DÉSIGNE à cette fin :
la SCP Tarahdjian-Alivon-Gallier, huissiers de justice, domiciliée [Adresse 2] [Localité 3] ( [XXXXXXXX01] ).
avec mission de :
- se rendre sur les lieux après avoir convoqué les parties par lettre recommandée avec demande d'avis de réception,
- examiner la largeur du chemin constitutif de la servitude de passage aux endroits photographiés en pages 15 et 16 du constat d'huissier du 5 avril 2024 et en pages 8 et 9 du constat d'huissier du 6 février 2024,
- dire précisément où s'arrête la distance partant du pied du mûr photographié page 8 du constat du 6 février 2024 et dire éventuellement de combien ce segment pénètre dans la haie,
- du tout dresser un compte-rendu de consultation,
DIT que le consultant devra signaler un éventuel empêchement dans les meilleurs délais et qu'il pourra être procédé à son remplacement par ordonnance de la présidente de la chambre 1-9 de la cour d'appel d'Aix en Provence, sur demande du consultant ou à la requête de la partie la plus diligente,
FIXE à la somme de 400 ' la provision concernant les frais de consultation, qui devra être consignée par madame [I] [K] et monsieur [U] [E] directement entre les mains du consultant avant le 1er juillet 2025,
DIT que faute de consignation de la provision dans ce délai impératif, la désignation du consultant sera caduque et de nul effet,
DIT que, si elles décident expressément avant cette date de ne pas mettre en oeuvre la présente décision, les parties devront en avertir le technicien,
DIT que le consultant déposera l'original de son compte-rendu au greffe de la chambre 1-9 de la cour d'appel d'Aix en Provence, dans le délai de deux mois à compter du paiement de la provision précitée,
DÉSIGNE la présidente de la chambre 1-9 de la cour d'appel d'Aix en Provence pour contrôler le déroulement de la consultation. Disons qu'en cas de difficultés, il lui en sera référé.
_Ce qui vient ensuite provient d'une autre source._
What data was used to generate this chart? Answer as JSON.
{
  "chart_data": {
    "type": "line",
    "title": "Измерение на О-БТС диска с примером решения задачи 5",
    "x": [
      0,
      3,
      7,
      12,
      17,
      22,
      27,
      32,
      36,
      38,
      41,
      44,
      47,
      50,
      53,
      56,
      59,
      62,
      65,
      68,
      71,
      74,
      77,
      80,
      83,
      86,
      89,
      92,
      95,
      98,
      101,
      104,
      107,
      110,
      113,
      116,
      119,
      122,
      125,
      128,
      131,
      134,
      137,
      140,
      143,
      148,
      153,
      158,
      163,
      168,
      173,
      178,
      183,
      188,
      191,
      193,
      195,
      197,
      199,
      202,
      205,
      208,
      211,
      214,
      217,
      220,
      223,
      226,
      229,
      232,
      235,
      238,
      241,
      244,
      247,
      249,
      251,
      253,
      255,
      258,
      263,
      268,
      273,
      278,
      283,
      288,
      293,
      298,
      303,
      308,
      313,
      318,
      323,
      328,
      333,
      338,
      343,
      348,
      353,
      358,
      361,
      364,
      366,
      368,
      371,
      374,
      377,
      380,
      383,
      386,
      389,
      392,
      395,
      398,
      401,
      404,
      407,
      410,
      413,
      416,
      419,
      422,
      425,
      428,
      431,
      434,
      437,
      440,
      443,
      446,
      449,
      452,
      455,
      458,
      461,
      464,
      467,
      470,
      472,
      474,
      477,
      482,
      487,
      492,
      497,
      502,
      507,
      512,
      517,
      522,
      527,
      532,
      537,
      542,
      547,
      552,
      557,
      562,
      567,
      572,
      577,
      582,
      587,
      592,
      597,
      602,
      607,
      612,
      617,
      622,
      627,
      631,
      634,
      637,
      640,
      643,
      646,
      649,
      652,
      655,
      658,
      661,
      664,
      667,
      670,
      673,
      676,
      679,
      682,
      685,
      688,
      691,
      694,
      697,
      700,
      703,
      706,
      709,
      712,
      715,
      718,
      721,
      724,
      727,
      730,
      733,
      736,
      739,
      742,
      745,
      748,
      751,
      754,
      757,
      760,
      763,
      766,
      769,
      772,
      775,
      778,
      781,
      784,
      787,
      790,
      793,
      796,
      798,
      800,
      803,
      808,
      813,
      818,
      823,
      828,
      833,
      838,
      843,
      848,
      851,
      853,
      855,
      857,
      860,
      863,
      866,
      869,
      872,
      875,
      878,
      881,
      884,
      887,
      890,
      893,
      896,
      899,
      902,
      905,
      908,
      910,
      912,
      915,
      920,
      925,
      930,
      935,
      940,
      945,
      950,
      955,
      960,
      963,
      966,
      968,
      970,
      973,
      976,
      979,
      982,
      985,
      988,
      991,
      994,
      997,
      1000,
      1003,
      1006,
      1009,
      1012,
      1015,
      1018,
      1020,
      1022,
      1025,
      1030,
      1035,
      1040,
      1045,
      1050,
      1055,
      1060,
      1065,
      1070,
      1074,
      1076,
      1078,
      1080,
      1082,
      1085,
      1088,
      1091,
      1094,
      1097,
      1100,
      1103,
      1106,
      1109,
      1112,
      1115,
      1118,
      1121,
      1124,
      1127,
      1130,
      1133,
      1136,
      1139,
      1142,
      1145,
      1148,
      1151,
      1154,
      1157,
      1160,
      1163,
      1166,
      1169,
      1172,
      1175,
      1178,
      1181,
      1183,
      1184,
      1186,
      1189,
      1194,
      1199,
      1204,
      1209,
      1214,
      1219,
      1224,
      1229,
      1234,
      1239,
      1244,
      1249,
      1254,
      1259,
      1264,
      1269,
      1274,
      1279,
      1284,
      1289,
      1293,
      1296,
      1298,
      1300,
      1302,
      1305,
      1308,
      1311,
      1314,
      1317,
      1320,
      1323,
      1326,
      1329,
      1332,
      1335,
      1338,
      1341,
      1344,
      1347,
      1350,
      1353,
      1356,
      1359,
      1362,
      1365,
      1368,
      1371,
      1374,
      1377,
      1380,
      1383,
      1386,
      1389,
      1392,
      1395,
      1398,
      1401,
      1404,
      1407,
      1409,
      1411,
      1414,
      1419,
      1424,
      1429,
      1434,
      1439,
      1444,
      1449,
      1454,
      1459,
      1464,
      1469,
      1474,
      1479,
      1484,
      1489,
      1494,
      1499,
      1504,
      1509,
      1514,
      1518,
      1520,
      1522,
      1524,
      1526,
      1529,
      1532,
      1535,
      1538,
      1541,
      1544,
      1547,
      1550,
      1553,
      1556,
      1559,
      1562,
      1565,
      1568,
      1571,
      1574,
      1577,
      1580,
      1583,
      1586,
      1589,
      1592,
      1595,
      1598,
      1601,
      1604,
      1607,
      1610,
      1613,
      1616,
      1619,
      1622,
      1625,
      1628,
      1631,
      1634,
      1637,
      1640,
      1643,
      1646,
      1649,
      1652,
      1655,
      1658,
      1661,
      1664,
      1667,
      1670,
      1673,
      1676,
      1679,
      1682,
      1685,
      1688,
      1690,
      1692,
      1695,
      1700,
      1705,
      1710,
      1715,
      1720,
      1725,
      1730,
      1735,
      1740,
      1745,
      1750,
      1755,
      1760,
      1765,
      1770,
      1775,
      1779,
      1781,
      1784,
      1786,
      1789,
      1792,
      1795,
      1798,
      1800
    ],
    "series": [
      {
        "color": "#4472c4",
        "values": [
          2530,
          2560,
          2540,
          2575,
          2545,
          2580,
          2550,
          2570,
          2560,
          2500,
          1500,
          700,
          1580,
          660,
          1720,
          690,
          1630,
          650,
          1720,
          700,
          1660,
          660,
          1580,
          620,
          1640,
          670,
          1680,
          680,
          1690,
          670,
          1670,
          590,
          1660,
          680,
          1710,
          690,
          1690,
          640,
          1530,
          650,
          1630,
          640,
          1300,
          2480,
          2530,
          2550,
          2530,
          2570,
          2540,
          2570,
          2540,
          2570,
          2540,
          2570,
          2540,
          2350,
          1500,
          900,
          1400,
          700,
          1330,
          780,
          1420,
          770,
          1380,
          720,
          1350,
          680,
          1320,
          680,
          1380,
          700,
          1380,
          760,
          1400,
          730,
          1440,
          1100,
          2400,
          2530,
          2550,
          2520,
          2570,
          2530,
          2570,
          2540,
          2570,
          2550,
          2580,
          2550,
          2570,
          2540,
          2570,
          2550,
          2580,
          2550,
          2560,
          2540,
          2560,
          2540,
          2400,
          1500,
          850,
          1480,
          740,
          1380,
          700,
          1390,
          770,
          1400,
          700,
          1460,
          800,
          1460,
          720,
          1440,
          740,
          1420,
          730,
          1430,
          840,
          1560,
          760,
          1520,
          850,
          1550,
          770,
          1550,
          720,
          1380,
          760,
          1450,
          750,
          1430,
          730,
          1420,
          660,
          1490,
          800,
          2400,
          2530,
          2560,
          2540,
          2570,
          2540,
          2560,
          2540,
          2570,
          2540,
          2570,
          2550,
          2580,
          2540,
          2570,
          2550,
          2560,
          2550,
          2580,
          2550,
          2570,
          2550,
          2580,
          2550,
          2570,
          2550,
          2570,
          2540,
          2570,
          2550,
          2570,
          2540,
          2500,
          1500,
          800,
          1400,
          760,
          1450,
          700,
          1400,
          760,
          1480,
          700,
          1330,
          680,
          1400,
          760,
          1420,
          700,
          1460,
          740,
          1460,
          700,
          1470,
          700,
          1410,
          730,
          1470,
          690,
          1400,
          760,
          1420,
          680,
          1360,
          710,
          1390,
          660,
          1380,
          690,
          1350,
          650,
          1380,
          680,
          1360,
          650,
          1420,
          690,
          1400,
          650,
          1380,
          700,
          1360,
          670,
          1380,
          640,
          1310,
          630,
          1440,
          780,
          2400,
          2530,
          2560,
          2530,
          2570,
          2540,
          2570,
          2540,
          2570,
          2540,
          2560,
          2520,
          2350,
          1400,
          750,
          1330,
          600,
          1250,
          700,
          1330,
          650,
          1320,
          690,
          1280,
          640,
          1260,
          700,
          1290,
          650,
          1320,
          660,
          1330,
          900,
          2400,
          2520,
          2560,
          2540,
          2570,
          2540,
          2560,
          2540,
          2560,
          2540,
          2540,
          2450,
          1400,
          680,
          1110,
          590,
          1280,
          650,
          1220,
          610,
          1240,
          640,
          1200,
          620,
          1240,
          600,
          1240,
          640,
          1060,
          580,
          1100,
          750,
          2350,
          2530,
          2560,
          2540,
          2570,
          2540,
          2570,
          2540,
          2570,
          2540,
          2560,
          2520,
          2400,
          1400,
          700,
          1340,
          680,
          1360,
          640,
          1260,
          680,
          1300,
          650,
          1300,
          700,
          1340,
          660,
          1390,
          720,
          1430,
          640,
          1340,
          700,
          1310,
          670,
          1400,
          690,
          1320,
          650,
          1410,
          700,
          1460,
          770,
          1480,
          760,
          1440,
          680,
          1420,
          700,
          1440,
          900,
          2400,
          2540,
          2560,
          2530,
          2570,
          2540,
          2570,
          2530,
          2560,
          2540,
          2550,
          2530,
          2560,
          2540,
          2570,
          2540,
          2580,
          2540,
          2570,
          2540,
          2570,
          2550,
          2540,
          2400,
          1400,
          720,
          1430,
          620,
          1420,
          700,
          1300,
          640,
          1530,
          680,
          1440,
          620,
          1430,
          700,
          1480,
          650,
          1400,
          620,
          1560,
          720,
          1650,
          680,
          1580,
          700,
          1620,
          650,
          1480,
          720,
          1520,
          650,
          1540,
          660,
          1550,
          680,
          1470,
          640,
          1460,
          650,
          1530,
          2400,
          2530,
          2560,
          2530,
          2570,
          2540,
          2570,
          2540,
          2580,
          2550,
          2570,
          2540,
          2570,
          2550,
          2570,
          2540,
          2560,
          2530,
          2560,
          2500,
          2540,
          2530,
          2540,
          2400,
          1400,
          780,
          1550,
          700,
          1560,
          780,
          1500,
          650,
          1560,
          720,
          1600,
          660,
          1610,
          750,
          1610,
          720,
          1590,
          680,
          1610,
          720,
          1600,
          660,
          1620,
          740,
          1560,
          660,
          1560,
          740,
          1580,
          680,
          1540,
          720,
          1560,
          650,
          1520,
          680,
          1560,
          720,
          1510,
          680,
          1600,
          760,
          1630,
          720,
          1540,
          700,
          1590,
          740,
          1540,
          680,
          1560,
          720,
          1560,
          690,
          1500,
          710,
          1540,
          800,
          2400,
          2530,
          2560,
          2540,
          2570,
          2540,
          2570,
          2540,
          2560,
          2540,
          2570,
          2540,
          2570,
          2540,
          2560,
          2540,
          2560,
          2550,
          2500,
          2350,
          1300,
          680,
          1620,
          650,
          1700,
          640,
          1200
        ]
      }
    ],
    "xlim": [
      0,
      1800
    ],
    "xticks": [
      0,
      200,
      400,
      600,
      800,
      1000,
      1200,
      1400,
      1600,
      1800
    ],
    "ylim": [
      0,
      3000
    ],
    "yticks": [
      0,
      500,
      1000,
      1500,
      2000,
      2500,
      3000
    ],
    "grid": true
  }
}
ORDONNE le renvoi de l'examen de l'affaire à l'audience du mercredi 03 Décembre 2025 à 14h15 de la chambre 1-9 de la cour d'appel d'Aix en Provence, salle 4 Palais Monclar,
DIT que la clôture de la procédure sera prononcée le 04 Novembre 2025,
RÉSERVE les demandes relatives aux dommages et intérêts, frais d'huissier, dépens et frais irrépétibles.